Airlines operating in the region must be prepared to navigate evolving trade dynamics, ensuring that their networks remain adaptable to changing cargo flows. While cargo demand remains relatively strong, cost pressures are mounting for APAC carriers.
Airlines must contend with:
• Labour shortages and rising airport fees, driving up operational expenses.
• Fuel price fluctuations, which—despite being lower in 2024—remain unpredictable.
• Stricter sustainability regulations, requiring investment in Sustainable Aviation Fuel (SAF) and emissions reduction initiatives. Cathay Cargo has been focused on cost efficiencies, reporting a 4.5 percent decrease in cost per available tonne kilometre (ATK)—a key metric for assessing profitability.
Singapore Airlines Cargo and Korean Air Cargo have also been exploring SAF initiatives to align with global decarbonisation goals. For APAC airlines, the ability to balance profitability with sustainability will be a crucial differentiator in the years ahead.
Who will lead APAC’s next cargo era?
The Asia-Pacific air cargo market is at a crossroads, with airlines facing both significant challenges and new opportunities.

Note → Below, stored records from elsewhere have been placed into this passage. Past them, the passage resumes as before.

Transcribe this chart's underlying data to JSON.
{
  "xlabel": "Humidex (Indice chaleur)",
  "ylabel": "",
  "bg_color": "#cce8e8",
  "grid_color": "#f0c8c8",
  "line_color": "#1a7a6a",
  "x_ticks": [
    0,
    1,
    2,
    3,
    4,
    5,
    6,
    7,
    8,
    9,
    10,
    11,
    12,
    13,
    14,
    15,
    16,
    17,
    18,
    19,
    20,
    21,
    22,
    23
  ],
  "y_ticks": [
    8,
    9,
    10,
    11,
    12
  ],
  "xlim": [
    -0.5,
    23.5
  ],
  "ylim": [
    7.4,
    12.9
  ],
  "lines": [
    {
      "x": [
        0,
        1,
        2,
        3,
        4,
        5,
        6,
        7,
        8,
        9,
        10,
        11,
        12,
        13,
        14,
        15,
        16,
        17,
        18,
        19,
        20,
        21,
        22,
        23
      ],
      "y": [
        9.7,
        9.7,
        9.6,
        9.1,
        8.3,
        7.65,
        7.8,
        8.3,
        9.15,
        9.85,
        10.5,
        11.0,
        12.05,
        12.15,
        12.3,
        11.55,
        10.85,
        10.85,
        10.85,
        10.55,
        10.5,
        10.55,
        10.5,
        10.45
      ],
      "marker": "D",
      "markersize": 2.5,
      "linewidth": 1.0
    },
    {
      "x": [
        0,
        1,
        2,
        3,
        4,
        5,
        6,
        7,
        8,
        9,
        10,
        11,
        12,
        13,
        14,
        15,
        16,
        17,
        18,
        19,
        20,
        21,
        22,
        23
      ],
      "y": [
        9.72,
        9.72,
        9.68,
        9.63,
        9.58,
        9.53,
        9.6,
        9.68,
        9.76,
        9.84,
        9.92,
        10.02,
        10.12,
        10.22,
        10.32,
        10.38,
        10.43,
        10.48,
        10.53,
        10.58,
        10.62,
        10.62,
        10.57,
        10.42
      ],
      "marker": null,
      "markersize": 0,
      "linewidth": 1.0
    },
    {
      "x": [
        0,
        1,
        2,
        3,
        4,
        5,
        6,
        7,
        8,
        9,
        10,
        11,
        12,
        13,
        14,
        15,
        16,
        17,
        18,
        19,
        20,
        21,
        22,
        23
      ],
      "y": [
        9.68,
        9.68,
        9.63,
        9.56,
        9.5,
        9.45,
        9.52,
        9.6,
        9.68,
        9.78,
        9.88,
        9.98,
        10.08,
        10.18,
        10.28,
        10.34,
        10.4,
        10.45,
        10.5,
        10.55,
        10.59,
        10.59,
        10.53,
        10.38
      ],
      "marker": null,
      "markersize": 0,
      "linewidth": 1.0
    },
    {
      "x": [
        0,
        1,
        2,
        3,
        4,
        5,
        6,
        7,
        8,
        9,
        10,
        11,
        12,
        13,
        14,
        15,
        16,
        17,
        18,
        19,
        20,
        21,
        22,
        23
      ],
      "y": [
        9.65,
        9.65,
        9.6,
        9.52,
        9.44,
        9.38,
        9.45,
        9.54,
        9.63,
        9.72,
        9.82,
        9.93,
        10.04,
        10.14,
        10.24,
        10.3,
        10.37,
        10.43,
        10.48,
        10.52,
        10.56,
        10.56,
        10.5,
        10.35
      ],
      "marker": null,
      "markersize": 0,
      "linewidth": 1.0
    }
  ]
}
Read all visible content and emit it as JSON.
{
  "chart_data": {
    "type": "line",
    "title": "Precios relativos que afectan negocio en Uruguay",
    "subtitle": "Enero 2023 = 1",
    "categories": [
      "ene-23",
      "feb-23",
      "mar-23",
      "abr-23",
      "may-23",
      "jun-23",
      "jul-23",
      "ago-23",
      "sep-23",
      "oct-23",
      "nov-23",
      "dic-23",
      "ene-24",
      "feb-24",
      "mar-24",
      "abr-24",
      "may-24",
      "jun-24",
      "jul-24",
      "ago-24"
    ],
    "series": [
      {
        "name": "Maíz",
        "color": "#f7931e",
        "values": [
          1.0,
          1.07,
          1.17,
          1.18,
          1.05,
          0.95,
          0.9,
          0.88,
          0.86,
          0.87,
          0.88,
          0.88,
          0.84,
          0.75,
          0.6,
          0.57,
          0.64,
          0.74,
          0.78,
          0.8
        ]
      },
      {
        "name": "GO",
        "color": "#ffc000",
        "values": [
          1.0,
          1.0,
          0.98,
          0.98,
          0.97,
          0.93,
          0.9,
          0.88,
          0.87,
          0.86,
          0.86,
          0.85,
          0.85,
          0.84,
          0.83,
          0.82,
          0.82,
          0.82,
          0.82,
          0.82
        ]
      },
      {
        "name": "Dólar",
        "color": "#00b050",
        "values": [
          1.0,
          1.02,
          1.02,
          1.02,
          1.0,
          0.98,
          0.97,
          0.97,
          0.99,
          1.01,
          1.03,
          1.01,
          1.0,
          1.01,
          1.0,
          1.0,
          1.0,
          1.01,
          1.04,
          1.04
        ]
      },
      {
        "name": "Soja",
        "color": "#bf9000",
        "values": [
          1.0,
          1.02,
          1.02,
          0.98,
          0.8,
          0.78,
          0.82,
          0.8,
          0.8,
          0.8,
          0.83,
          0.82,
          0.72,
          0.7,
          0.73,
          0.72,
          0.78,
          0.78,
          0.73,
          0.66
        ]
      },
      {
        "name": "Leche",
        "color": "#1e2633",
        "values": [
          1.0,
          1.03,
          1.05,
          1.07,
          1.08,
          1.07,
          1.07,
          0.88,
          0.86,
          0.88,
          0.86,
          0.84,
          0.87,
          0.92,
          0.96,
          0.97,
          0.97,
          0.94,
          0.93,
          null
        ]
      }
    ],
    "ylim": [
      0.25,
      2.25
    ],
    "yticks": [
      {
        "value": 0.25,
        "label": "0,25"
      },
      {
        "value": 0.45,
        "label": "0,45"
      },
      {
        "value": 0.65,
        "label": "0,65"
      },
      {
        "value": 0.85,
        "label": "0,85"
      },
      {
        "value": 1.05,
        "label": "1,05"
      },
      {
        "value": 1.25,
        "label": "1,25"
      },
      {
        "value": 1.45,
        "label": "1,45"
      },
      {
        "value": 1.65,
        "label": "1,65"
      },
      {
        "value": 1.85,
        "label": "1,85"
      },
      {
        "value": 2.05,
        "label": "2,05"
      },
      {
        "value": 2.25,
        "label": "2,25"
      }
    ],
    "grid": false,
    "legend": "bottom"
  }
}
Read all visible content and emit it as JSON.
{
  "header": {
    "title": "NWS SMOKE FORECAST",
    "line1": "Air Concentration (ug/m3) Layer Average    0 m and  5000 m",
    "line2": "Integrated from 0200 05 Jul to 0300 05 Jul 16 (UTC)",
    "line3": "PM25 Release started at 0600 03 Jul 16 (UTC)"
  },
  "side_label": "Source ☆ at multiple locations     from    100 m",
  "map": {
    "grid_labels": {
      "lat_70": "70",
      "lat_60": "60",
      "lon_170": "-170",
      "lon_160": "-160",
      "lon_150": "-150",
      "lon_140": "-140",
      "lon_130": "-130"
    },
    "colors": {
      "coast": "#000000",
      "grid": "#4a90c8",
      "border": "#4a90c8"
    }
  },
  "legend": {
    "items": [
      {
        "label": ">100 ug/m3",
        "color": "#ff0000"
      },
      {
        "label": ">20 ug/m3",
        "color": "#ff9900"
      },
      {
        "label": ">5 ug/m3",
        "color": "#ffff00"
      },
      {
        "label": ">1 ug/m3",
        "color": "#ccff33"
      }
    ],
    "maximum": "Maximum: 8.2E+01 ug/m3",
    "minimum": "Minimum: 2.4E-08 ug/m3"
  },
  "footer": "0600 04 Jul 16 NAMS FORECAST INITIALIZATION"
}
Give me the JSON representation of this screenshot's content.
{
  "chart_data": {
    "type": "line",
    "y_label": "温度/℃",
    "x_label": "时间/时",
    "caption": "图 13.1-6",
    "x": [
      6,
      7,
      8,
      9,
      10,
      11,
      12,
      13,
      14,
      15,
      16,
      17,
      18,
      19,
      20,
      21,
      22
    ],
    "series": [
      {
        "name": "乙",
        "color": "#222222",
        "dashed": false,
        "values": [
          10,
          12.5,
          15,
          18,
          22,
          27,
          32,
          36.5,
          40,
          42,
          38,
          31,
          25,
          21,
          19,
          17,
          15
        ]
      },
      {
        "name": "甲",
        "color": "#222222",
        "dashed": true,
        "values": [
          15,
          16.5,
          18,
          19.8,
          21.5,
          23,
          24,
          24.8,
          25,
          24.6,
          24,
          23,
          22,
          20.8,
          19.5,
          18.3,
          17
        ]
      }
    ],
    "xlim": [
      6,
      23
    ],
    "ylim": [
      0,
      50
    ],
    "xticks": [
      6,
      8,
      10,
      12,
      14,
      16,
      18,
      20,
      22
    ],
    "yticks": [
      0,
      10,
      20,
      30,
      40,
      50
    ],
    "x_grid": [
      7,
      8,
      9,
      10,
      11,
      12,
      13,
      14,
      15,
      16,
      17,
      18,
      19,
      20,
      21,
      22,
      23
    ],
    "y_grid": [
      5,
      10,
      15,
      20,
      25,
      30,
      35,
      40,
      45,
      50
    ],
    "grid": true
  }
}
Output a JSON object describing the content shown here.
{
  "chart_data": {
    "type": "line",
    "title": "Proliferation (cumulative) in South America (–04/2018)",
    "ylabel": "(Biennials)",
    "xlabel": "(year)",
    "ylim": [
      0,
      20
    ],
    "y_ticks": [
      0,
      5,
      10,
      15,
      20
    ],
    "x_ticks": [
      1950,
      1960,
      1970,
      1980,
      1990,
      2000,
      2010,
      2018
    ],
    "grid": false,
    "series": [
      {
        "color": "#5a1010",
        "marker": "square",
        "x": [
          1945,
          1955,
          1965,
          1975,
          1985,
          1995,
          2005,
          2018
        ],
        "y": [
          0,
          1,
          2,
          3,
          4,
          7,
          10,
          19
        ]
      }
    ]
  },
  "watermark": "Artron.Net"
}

• Major players like Cathay Cargo, Singapore Airlines Cargo, Korean Air Cargo, and China Southern Cargo are all recalibrating strategies to remain profitable.
• Belly cargo growth is increasing competition, putting downward pressure on yields.
• Trade tensions and supply chain shifts are prompting regional realignments, with Southeast Asia playing an expanding role in APAC logistics.
• Sustainability mandates are reshaping industry priorities, forcing airlines to invest in fuel-efficient aircraft and greener cargo operations.